IDENTITÉ | «Les gens veulent être auteurs de leur histoire de vie»

20.03.2024 Anne-Marie Nicole

Quand je n’écris pas pour le magazine Artiset, j’anime des cafés-­récits dans différents lieux, avec différents publics. Parmi eux, des personnes âgées en EMS. Une expérience humaine riche, qui invite les personnes à réfléchir à leur parcours de vie et à valoriser leurs propres ressources, qui favorise les liens entre elles et renforce leur identité personnelle.

Un des premiers cafés-récits que j’ai eu le privilège d’animer avec des personnes âgées s’est déroulé à l’EMS Les Pervenches, à Carouge, dans le canton de Genève. En ce début d’après-midi, les premières personnes arrivent tranquillement, les unes après les autres, et s’installent autour de la grande table, dans la salle d’animation. Elles sont ainsi plus d’une vingtaine à avoir répondu à l’invitation, bien plus qu’Estelle Floret, responsable de l’animation, n’en espérait! Avant même que tout le monde ait pris place et que j’aie le temps d’expliquer les quelques consignes et le déroulement de ce moment d’échange, un résident m’interpelle: «Qu’allez-vous nous raconter aujourd’hui?» Cette question m’est régulièrement posée lorsque j’anime pour la première fois un café-récits dans un EMS. À chaque fois, je donne la même réponse, avec un sourire qui se veut rassurant: «Ce n’est pas moi, mais vous qui allez raconter!» Car c’est bien là l’ambition des cafés-récits: offrir un espace bienveillant et respectueux pour que les gens puissent se raconter et, surtout, être écoutés.

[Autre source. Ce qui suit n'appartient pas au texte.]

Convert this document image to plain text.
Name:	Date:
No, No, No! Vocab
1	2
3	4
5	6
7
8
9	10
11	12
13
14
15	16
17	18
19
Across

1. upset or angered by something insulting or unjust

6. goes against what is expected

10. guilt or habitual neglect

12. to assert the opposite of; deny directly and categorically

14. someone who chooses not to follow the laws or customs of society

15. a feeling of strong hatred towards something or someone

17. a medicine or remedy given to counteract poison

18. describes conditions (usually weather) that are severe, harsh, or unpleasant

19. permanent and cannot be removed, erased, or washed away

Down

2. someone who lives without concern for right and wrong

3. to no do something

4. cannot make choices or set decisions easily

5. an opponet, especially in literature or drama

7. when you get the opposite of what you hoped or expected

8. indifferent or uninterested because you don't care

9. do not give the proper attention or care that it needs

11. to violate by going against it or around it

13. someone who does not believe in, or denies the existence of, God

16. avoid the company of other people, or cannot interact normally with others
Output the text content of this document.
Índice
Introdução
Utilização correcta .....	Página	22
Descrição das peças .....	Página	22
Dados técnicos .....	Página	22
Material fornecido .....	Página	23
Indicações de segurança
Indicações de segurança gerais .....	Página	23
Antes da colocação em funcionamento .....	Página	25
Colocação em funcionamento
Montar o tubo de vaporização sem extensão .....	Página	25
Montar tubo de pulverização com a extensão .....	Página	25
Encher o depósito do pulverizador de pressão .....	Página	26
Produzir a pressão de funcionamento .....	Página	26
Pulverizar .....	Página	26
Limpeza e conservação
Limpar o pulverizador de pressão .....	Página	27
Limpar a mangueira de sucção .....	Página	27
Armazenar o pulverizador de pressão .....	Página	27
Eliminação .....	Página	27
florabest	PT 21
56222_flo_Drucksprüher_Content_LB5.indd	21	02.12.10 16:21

Nous sommes le 14 juillet, et le 1er août n’est pas loin. Le thème du jour était donc tout trouvé: la fête nationale. Pour l’occasion, et pour aider à libérer la parole, j’avais apporté des images évoquant les fêtes nationales de différents pays majoritairement représentés par les résidentes et résidents présents. Après un tour de table où chacune et chacun a pu donner son nom et faire ainsi entendre sa voix, j’ai commencé à poser les questions que j‘avais préparées, suivant une trame chronologique entre passé, présent, et futur, aussi proche soit-il. Enfant, comment était-ce chez vous? ­Comment l’avez-vous vécu? Quelles images gardez-vous en mémoire? Qu’est-ce qui a changé aujourd’hui? Que souhaitez-­vous perpétuer? Etc.

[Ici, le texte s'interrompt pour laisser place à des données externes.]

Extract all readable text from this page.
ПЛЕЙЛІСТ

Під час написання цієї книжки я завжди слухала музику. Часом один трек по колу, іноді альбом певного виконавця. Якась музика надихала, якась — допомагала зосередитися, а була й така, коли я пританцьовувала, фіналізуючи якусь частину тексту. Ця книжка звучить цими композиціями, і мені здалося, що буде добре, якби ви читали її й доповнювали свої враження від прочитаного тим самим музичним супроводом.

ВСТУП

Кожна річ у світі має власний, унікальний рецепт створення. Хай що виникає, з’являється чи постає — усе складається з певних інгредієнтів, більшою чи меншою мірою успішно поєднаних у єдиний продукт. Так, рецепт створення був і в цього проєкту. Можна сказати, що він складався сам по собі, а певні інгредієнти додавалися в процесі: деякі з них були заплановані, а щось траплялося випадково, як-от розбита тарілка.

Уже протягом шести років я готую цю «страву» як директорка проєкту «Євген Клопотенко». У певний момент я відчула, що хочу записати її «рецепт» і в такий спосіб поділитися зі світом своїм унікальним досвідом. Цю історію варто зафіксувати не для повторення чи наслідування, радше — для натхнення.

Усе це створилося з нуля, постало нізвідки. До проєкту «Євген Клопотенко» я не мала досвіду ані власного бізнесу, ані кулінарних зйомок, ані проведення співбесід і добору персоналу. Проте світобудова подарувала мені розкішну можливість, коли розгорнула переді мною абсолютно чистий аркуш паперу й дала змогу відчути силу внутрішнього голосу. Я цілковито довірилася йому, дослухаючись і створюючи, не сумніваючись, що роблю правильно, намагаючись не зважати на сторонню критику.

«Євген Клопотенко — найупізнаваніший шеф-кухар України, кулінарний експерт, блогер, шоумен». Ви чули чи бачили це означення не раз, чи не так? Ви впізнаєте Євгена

Timidement d’abord, puis avec plus d’assurance et d’enthousiasme, les résidentes et résidents ont raconté les fêtes de leur enfance, les traditions, les feux de joie, les lampions, les spécialités culinaires. Ils se sont parfois étonnés d’avoir vécu les mêmes choses, notamment lorsque les «petites» histoires s’inscrivent dans un contexte historique plus large. Ils ont ri ensemble à l’écoute de certaines anecdotes, ils ont partagé des émotions, ils ont respecté les larmes qui brillent au coin des yeux à l’évocation de souvenirs douloureux.

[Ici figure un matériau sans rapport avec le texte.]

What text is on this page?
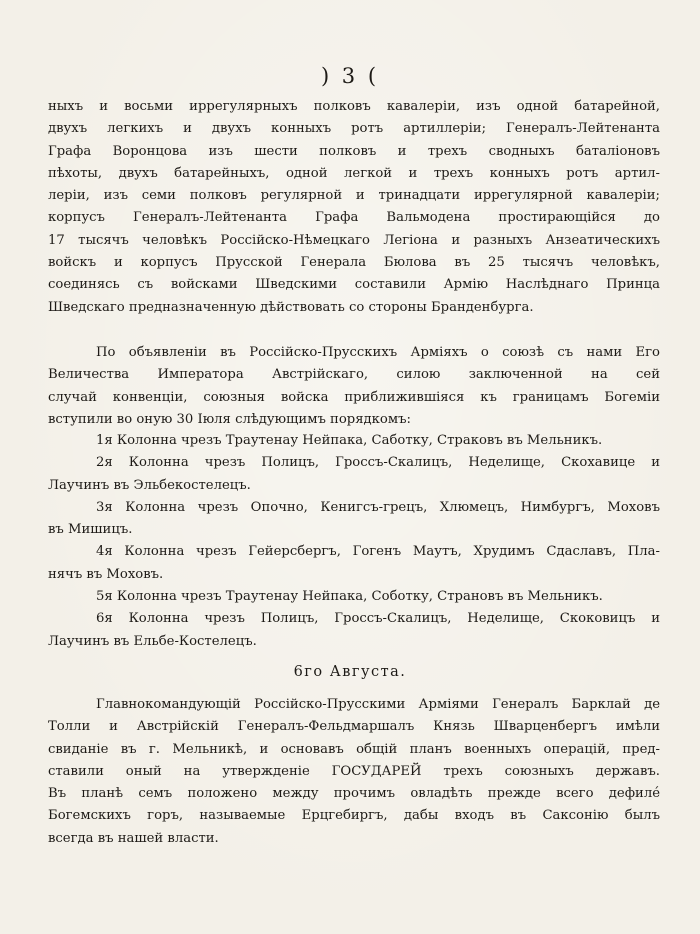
) 3 (
ныхъ и восьми иррегулярныхъ полковъ кавалерiи, изъ одной батарейной,
двухъ легкихъ и двухъ конныхъ ротъ артиллерiи; Генералъ-Лейтенанта
Графа Воронцова изъ шести полковъ и трехъ сводныхъ баталiоновъ
пѣхоты, двухъ батарейныхъ, одной легкой и трехъ конныхъ ротъ артил-
лерiи, изъ семи полковъ регулярной и тринадцати иррегулярной кавалерiи;
корпусъ Генералъ-Лейтенанта Графа Вальмодена простирающiйся до
17 тысячъ человѣкъ Россiйско-Нѣмецкаго Легiона и разныхъ Анзеатическихъ
войскъ и корпусъ Прусской Генерала Бюлова въ 25 тысячъ человѣкъ,
соединясь съ войсками Шведскими составили Армiю Наслѣднаго Принца
Шведскаго предназначенную дѣйствовать со стороны Бранденбурга.
По объявленiи въ Россiйско-Прусскихъ Армiяхъ о союзѣ съ нами Его
Величества Императора Австрiйскаго, силою заключенной на сей
случай конвенцiи, союзныя войска приближившiяся къ границамъ Богемiи
вступили во оную 30 Iюля слѣдующимъ порядкомъ:
1я Колонна чрезъ Траутенау Нейпака, Саботку, Страковъ въ Мельникъ.
2я Колонна чрезъ Полицъ, Гроссъ-Скалицъ, Неделище, Скохавице и
Лаучинъ въ Эльбекостелецъ.
3я Колонна чрезъ Опочно, Кенигсъ-грецъ, Хлюмецъ, Нимбургъ, Моховъ
въ Мишицъ.
4я Колонна чрезъ Гейерсбергъ, Гогенъ Маутъ, Хрудимъ Сдаславъ, Пла-
нячъ въ Моховъ.
5я Колонна чрезъ Траутенау Нейпака, Соботку, Страновъ въ Мельникъ.
6я Колонна чрезъ Полицъ, Гроссъ-Скалицъ, Неделище, Скоковицъ и
Лаучинъ въ Ельбе-Костелецъ.
6го Августа.
Главнокомандующiй Россiйско-Прусскими Армiями Генералъ Барклай де
Толли и Австрiйскiй Генералъ-Фельдмаршалъ Князь Шварценбергъ имѣли
свиданiе въ г. Мельникѣ, и основавъ общiй планъ военныхъ операцiй, пред-
ставили оный на утвержденiе ГОСУДАРЕЙ трехъ союзныхъ державъ.
Въ планѣ семъ положено между прочимъ овладѣть прежде всего дефилé
Богемскихъ горъ, называемые Ерцгебиргъ, дабы входъ въ Саксонiю былъ
всегда въ нашей власти.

Un espace unique d’écoute et de parole

Estelle Floret est convaincue des bienfaits des cafés-récits, «un espace unique d’écoute mutuelle et de parole partagée d’égal à égal», résume-t-elle. Elle est également surprise de constater que les personnes ne s’interrompent pas, elle s’étonne d’entendre une résidente désorientée et habituellement peu bavarde, raconter un souvenir avec justesse et ­cohérence. En EMS, les résidentes et résidents se croisent tous les jours. Cela ne veut pas pour autant dire qu’ils se connaissent, hormis peut-être leurs voisins de table, admet l’animatrice. 

Les commentaires de ses collègues d’autres établissements vont dans le même sens: «Contrairement à leur habitude, ils se sont écoutés sans se couper la parole», rapporte l’une d’elle. «Ils se sont beaucoup exprimés, ce qui n’est pas toujours le cas», ajoute une autre. «Une complicité s’est instaurée, avec le sentiment d’avoir vécu ensemble quelque chose de particulier», se réjouit une troisième. Et de fait, de nouveaux liens se sont tissés entre deux résidentes qui ont pris conscience que l’une s’était mariée dans le village de sa belle-famille, dans un coin du canton de Lucerne, là même où cette autre résidente était née. Depuis, elles se saluent et boivent le café ensemble. 

Le récit de vie a un pouvoir ­trans­formateur. Ce retour sur son propre parcours de vie peut renforcer l’identité, donner du sens au chemin parcouru, ­réconcilier avec sa propre histoire.

Les cafés-récits sont des espaces de rencontre, accessibles à tout le monde, où les personnes qui y participent partagent leurs récits de vie, leurs expériences, leurs souvenirs, sur un thème donné, suffisamment large pour qu’il intéresse tout le monde – les voyages, le chez-soi, les voisins, le téléphone … Un café-récits se déroule en deux temps: le temps du récit, qui peut durer de quarante-cinq à soixante minutes, et le temps du café, moment convivial et informel autour d’une collation où les discussions peuvent se poursuivre en aparté ou en petits comités.

Un cadre sécurisant

Le rôle de l’animatrice ou de l’animateur est de créer un climat de confiance et de tolérance, d’accompagner la conversation, de la guider, de veiller à ce que chaque personne qui le souhaite puisse s’exprimer et de prêter attention aux sensibilités et aux émotions suscitées par les récits. Ici, on ne débat pas, on ne juge pas, on ne commente pas, on n’interrompt pas. Personne n’est obligé de parler, mais tout le monde doit écouter. Ce sont-là les quelques consignes énoncées au début d’un café-récits et qui contribuent à créer un cadre sécurisant et respectueux. Et c’est sans doute ce cadre-là qui distingue les cafés-récits d’autres groupes de parole à visée plus thérapeutique. Car les cafés-récits n’ont pas de vocation thérapeutique, même si leurs effets peuvent l’être. 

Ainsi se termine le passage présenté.